Geçtiğimiz hafta ekonomide iki önemli veri açıklandı. İlki, yılın ikinci çeyreğinde GSYİH artışının yüzde 2,9 artması, diğeri ise işsizliğin yüzde 8,9’a gerilemesiydi. Ama daha çarpıcı olanı, artan bütçe açıkları. Bence bunlar bir dizi zammın sinyali! |
Gelin önce “davulun sesi”ne bakalım: Milli gelirdeki artış…
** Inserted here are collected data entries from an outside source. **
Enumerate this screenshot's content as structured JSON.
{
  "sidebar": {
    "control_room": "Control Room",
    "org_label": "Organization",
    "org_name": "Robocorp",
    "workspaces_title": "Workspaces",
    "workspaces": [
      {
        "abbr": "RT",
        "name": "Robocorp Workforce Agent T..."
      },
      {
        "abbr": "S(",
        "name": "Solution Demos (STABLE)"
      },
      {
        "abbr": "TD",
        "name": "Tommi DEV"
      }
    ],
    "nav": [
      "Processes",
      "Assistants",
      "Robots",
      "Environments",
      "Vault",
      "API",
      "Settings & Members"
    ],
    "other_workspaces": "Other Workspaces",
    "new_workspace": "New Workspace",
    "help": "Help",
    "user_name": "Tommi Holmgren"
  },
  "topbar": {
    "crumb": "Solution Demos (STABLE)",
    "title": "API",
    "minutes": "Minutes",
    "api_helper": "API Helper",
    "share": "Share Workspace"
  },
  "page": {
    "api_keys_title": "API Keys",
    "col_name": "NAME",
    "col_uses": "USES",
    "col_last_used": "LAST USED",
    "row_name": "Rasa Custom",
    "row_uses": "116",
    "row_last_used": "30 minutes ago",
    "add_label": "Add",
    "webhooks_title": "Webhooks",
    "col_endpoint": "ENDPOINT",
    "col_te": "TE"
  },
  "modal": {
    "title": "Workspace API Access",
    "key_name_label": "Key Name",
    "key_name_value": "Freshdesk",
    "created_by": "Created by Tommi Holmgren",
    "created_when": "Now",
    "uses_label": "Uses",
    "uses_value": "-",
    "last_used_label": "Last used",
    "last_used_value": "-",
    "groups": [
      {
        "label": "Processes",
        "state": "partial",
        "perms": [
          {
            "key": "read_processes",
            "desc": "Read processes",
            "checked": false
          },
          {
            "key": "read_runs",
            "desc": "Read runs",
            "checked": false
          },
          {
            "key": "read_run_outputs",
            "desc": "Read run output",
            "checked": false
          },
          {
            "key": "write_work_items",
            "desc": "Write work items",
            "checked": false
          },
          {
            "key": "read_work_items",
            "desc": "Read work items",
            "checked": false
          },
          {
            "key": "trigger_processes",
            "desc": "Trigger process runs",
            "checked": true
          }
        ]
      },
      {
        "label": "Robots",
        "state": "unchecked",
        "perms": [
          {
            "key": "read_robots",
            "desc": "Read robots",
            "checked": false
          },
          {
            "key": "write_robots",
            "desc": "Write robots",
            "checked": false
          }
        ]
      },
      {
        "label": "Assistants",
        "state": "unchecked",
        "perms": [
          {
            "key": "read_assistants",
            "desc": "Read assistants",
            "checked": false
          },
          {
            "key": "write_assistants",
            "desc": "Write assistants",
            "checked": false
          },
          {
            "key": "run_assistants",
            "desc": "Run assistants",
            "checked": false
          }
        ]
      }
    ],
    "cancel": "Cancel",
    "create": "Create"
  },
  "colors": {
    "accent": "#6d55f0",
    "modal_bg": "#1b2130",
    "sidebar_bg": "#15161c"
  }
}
Türkiye’nin yüzde 7-8 gibi yüksek büyümeyi sürdürme şansı zaten yoktuve sistem tıkanma noktasına gelmişti. Zira büyüme kronik olarak ithalata dayanıyordu, bu yüzden de üst üste büyüme ithalat faturasını kabartıyor, döviz dengesi ve sonuçta cari denge devasa açıklar vermeye başlıyordu. Nitekim, hükümet de bu yüzden büyümede frene basmayı sağlayacak adımlar attı ve bu yıl yüzde 4-5’te kalmayı hedefledi. Aksi takdirde cari açık yüksek oranlı bir devalüasyona ve krize yol açacaktı!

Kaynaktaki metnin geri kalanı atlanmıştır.